When out sniffing for the crack,
they go sneaking round the back
and deal the wall a beaming blow with sledgehammer attack;
then they wait until it's dark
and then - only for a lark -
make a bonfire in the kitchen, apply petrol and a spark.
Who will wreak recriminations in the angry light of dawn,
as the sooty settee suttee sits there smouldering on the lawn?
First there's policemen, parsons, firemen, gasmen, hatchetmen and hacks,
then come councillors and counsellors, arson specialists in packs:
When their properties are void,
kids are bound to get annoyed;
they're left derelicked by circumstance, underrated, unemployed.
So they take some brownfield site,
set it blazing in the night,
then they merry-make and celebrate and watch their world ignite.

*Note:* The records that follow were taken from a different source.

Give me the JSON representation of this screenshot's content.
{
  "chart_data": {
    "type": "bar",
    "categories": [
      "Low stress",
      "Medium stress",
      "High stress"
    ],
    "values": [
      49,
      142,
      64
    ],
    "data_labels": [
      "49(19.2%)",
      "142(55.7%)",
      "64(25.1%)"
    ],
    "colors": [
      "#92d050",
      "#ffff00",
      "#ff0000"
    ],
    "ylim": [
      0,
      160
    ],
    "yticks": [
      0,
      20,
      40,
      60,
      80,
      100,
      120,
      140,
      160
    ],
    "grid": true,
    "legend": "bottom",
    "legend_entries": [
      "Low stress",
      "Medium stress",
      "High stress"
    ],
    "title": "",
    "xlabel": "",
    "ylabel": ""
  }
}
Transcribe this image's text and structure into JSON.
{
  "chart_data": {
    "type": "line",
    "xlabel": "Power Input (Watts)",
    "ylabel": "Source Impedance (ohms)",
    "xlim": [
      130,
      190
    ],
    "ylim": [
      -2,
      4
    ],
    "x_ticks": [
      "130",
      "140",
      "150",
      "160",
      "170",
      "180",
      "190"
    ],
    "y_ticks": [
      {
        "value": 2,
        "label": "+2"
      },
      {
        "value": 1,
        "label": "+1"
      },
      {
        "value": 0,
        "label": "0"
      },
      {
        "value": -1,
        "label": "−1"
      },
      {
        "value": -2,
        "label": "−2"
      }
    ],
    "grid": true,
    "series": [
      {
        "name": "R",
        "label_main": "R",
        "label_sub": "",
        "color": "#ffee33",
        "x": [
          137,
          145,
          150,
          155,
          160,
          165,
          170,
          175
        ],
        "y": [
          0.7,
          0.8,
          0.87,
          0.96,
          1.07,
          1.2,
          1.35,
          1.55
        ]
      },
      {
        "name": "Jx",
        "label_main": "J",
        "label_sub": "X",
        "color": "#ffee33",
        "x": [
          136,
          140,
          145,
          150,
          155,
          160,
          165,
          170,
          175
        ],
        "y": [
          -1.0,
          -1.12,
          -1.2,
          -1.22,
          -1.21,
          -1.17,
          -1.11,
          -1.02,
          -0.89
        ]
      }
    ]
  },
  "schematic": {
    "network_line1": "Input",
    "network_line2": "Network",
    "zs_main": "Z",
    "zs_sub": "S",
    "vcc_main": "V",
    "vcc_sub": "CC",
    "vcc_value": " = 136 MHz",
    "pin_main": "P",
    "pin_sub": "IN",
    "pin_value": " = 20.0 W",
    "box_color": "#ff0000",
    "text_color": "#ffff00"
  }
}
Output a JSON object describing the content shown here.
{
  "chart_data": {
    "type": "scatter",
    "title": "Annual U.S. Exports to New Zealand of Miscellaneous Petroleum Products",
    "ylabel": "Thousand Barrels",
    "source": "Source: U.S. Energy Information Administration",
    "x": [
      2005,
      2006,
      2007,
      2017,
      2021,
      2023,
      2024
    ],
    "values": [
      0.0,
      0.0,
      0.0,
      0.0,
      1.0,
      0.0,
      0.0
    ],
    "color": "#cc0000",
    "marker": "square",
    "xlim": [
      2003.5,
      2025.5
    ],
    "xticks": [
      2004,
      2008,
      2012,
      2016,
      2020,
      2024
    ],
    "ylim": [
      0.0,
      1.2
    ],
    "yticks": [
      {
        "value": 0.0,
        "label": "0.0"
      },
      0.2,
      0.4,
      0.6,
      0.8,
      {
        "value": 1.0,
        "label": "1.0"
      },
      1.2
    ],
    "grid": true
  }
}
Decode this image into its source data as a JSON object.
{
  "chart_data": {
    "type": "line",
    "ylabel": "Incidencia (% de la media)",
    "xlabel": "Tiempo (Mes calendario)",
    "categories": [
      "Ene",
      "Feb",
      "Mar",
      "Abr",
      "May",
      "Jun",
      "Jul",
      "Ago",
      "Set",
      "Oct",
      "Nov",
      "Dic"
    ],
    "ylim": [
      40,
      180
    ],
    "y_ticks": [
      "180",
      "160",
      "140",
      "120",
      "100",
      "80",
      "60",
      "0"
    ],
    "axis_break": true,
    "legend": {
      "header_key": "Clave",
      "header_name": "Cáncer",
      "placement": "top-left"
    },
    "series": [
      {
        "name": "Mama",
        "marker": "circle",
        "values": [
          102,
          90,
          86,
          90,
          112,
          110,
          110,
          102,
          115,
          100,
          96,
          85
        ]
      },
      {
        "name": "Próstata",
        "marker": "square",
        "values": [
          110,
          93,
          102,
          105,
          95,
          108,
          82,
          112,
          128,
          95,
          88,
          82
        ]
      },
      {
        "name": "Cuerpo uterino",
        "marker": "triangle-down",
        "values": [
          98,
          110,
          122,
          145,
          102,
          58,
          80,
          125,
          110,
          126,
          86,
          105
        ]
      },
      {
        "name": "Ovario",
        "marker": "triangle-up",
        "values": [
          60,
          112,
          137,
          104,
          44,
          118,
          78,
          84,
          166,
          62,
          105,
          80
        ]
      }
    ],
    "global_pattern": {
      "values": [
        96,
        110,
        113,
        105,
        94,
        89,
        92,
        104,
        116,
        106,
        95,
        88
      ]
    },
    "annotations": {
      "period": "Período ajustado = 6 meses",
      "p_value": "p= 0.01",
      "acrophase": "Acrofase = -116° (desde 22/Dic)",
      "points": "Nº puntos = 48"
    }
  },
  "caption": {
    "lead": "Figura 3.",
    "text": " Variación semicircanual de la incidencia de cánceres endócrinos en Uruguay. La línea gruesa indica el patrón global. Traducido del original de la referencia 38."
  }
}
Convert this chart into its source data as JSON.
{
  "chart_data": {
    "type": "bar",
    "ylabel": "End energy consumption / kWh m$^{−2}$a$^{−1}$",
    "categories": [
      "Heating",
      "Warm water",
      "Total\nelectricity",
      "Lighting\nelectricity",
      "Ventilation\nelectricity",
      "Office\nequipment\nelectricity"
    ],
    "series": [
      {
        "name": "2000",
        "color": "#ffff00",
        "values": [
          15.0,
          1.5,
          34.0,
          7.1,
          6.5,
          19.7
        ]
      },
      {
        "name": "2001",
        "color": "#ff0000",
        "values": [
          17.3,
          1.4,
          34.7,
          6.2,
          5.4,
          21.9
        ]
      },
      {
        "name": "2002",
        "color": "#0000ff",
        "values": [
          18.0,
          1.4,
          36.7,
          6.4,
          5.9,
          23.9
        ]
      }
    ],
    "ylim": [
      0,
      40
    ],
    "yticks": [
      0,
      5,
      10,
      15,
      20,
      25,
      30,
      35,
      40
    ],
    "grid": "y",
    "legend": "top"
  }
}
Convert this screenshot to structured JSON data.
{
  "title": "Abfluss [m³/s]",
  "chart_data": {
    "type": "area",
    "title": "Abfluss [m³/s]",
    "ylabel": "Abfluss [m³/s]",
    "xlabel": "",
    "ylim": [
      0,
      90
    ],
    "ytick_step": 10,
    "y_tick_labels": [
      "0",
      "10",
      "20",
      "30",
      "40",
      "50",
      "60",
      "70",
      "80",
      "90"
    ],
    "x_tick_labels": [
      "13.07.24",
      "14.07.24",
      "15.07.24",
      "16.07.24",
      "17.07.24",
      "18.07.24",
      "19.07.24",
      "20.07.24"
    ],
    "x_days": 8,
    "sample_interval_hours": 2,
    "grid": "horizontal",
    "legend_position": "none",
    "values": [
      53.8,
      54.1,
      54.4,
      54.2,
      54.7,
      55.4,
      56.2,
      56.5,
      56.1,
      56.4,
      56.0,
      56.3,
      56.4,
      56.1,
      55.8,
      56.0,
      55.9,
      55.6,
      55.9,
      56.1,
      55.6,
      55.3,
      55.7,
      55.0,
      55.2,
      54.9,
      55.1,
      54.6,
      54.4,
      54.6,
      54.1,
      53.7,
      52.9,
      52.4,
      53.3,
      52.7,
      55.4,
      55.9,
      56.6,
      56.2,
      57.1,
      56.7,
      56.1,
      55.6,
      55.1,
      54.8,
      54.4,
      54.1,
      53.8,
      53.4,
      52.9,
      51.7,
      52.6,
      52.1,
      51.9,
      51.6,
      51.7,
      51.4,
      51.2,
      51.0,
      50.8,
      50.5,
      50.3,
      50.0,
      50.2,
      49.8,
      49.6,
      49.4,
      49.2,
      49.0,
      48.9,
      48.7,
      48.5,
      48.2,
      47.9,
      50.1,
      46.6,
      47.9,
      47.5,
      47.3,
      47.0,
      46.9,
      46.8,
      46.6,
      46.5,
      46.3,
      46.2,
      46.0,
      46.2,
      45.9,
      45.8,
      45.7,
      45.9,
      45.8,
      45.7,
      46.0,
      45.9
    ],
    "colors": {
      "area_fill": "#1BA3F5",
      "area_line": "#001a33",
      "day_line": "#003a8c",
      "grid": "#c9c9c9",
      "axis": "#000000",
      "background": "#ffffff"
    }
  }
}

It's a Molotov of Moloch, Agni's message from on high,
it's beneficent, malignant, an oblation to the sky;
showing man's force over nature, it's his progressential tool
to alight upon inventions, increase energy, control.
It's creation's scared spark,
slash-and-burn, release from dark,
it's the centre of discussion or a throwaway remark.
So our ashes we bestrew,
hoping fresh growth will burst through,
after firing out our final flare to beckon in the new.
If we pan along that terrace, one of fifty fishbone streets,
to the ruin on the corner, windows sealed with metal sheets.
You could buy it up with plastic, if you cared to take the risk;
but the shadow boys with matches, they're out looking for a frisk.